Ajout d’étiquettes du dernier billet : Florence Gould, Balthus, Fred Vargas, Maurice Sendak, Georges Duby, Le Louvre, Eugène Delacroix, xénophobie.

mercredi 24 décembre 2025

Retour sur l’enfance / Marcel Arland, Dominique Aury et anges musiciens

J'ai été à la BNU (Bibliothèque Nationale Universitaire) de Strasbourg, le 20 décembre, voir une exposition « Les anges musiciens » que je guignais depuis quelque temps, juste avant qu’elle ne ferme.

NB - Un jouet suédois, mais avec des rênes

Mais d'abord, il y a ce texte de Dominique Aury qui traîne depuis quelque temps dans mes notes. Évidemment le mieux serait d’en parler à la Sainte Lucie. Mais c’est passé… On sait que ce blog a beaucoup de mal à coller à l’actualité…
C'est un très beau texte sur La musique des Anges, de 1967, livre de Marcel Arland. (En recherchant cette année de parution, je viens de me rendre compte qu’on trouvait ce texte assez simplement, à cet endroit.)

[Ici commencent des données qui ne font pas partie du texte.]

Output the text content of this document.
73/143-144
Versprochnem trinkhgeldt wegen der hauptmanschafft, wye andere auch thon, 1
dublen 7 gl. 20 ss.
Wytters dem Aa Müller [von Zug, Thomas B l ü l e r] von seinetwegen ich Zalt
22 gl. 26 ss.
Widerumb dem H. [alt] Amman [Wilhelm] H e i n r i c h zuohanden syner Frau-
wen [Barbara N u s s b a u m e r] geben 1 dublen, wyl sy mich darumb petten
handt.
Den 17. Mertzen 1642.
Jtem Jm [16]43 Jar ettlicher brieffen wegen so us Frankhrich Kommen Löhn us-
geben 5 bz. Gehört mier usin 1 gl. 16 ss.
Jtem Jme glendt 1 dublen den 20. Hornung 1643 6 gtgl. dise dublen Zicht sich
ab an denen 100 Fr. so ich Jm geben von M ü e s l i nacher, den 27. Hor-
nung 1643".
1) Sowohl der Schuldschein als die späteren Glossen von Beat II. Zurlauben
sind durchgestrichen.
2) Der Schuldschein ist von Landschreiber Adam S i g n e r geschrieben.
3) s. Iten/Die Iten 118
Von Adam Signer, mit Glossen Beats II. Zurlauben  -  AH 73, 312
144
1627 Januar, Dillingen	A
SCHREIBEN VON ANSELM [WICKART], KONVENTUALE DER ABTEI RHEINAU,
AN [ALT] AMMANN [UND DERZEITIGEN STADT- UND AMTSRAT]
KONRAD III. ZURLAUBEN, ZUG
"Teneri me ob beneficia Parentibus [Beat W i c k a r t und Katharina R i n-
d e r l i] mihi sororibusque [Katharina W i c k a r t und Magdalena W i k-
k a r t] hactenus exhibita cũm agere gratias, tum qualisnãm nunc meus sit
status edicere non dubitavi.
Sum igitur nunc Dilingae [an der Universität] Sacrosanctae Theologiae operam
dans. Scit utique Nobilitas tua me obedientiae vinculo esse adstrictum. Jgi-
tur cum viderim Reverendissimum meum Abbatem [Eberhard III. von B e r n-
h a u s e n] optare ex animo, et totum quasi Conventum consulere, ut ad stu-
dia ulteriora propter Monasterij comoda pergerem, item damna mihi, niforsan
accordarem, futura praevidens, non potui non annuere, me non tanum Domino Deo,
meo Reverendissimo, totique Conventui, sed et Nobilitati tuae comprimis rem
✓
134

(J'ai un peu étudié Marcel Arland – auteur que j’aime bien – et Dominique Aury, importante figure de la Nrf, amie de Jean Paulhan, en plus d’être l’auteure bien sûr d’Histoire d’O. Tous les deux ont été, sans doute pas aux mêmes époques, aux déjeuners de Florence Gould. Je ne sais pas s’ils s’entendaient si bien que ça. J’aurai sans doute l’occasion de revenir là-dessus, ailleurs qu’en ce blog vraisemblablement…
Peut-être donc ne s'entendaient-ils donc pas, mais la littérature, pour les gens qui la servent vraiment, est comme d’une autre dimension.)

Bref, le texte commence de la sorte : « À la Sainte Lucie, au plus noir de l'hiver, on donne aux enfants de Suède de petits manèges d'anges musiciens. Il s'en élève une fugace et poignante musique, à peine saisissable, et qui pourtant ravit. C'est une mélodie du même ordre que laissent échapper les récits dont est composé le dernier livre de Marcel Arland, une mélodie qui célèbre, au plus noir des désastres dont une longue vie peut accabler un homme, et avec lui tous les hommes, un miraculeux éclair : la grâce, un instant, de l'accord entre n'importe lequel d'entre nous et le coin de terre où il fait halte, de l'accord entre celui qui parle et ses lieux de prédilection. »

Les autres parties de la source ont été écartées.